Sebagian ulama memandang meskipun tidak berkurban, lebih utama tetap tidak makan sebagaimana orang yang berkurban. Hal ini demi untuk menjaga sunnah Nabi shallallahu ‘alaihi wasallam, agar tidak ditinggalkan (lihat Syarh Mukhtashor Kholil, Al-Khurosyi 2/102)
Peringatan :
Disukai agar yang pertama dimakan dari hewan sembelihan adalah hatinya. Ini adalah pendapat fuqoha dari 4 madzhab, yaitu madzhab Hanafi (lihat Hasyiat at-Thohthoowi ‘laa Marooqi al-Falaah, Ath-Thohthoowi al-Hanafi hal 536) madzhab Maliki (Lihat Syarh Mukhtashor al-Kholil, al-Khurosy 2/102, madzhab Syafií (lihat al-Umm, Asy-Syafií 2/239), dan madzhab Hambali (Kasyaaf al-Qinaa’, Al-Buhuti 2/51).
Ada tiga alasan yang disebutkan oleh para fuqoha akan hal ini :
Pertama : Telah datang hadits yang menunjukan akan hal ini. Dari Buraidah al-Aslami radhiallahu ánhu -hadits yang telah lalu-, akan tetapi dalam sebagian riwayat ada tambahan :
وَكَانَ إِذَا رَجَعَ أَكَلَ مِنْ كَبِدِ أُضْحِيَّتِهِ
“Jika Nabi shallallahu álaihi wasallam pulang dari shalat ídul Adha, maka beliau makan dari hati sembelihan beliau” (HR Al-Baihaqi dalam as-Sunan al-Kubro no 6161)
Akan tetapi hadits ini diperselisihkan oleh para ulama. Sebagian ulama menjadikan hadits ini sebagai hujjah (seperti al-Baihaqi dalam kitabnya Fadhoil al-Awqoot, al-Baihaqi no 214), dan sebagian ulama memandang hadits ini dhoíf karena sebagian perawinya bermasalah (Lihat Mizaan al-I’tidaal, Adz-Dzahabi 3/86)
Kedua : Karena hati adalah mudah dimasak sehingga lebih mudah untuk segera dimakan, mengingat orang yang hendak berkurban sudah berpuasa sejak subuh.

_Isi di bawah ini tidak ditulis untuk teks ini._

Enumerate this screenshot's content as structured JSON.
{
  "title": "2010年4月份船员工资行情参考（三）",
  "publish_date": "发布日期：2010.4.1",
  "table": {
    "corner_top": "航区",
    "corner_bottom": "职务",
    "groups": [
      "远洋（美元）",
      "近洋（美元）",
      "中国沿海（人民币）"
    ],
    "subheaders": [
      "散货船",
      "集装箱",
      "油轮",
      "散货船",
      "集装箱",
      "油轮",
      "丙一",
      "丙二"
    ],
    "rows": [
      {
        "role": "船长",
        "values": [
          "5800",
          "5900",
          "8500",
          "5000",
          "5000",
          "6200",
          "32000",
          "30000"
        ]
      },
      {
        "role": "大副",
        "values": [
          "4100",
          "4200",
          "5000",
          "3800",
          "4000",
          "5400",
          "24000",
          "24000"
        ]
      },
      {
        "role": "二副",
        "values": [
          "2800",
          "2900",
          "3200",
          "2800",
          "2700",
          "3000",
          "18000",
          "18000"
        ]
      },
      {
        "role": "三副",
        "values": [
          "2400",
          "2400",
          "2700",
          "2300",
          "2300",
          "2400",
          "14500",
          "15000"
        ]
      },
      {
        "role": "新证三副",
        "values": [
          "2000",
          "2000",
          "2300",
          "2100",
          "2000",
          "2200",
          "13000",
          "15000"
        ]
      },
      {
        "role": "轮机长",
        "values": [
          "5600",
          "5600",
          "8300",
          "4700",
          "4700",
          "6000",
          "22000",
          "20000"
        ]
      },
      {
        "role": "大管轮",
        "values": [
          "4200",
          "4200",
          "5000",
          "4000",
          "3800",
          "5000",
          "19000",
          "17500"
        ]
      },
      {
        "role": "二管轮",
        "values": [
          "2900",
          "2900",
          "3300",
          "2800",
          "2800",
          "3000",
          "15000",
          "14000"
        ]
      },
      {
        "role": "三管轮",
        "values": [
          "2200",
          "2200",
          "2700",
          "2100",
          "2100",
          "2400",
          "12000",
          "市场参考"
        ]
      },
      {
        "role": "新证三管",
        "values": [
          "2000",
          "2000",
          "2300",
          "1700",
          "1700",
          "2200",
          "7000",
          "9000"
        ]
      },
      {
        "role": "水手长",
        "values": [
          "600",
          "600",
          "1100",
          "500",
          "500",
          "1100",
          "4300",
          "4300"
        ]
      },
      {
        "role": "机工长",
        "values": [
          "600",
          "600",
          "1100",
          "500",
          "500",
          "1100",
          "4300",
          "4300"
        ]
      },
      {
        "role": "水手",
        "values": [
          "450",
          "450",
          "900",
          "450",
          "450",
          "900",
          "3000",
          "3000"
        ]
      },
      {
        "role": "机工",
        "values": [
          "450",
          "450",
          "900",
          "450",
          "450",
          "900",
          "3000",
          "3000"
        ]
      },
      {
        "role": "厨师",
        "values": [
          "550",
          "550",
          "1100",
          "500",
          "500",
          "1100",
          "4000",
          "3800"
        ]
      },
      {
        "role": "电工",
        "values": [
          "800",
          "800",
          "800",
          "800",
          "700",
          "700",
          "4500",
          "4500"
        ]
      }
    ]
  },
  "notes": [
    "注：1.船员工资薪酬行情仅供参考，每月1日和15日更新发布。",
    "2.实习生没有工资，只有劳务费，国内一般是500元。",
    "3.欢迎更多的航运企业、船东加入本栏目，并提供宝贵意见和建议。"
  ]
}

Ketiga : Sebagai bentuk tafaaúl (berharap dengan berbaik sangka) jika makan hati sembelihan maka merupakan sebab masuk surga, karena hidangan jamuan pertama kali bagi penghuni surga adalah ziaadah (tambahan) hati ikan paus (Lihat Syarh Mukhtashor Kholil, al-Kurosyi 2/102). Ketika Nabi ditanya فَمَا تُحْفَتُهُمْ حِينَ يَدْخُلُونَ الْجَنَّةَ؟ “Hadiah (pemberian khusus) kepada mereka ketika mereka masuk surga?”, Rasulullah berkata :
زِيَادَةُ كَبِدِ النُّونِ
“Jamuan penghuni surga adalah bagian ujung hati ikan paus” (HR Muslim no 315 dari hadits Tsaubaan)
Nabi juga bersabda :
أَوَّلُ طَعَامٍ يَأْكُلُهُ أَهْلُ الجَنَّةِ زِيَادَةُ كَبِدِ حُوتٍ
“Makanan pertama yang dimakan oleh penghuni surga adalah bagian ujung hati ikan paus” (HR Al-Bukhari secara ta’liiq 8/113 dari Abu Saíd al-Khudri)
Namun jika seseorang makan selain hati sembelihan maka tidak mengapa.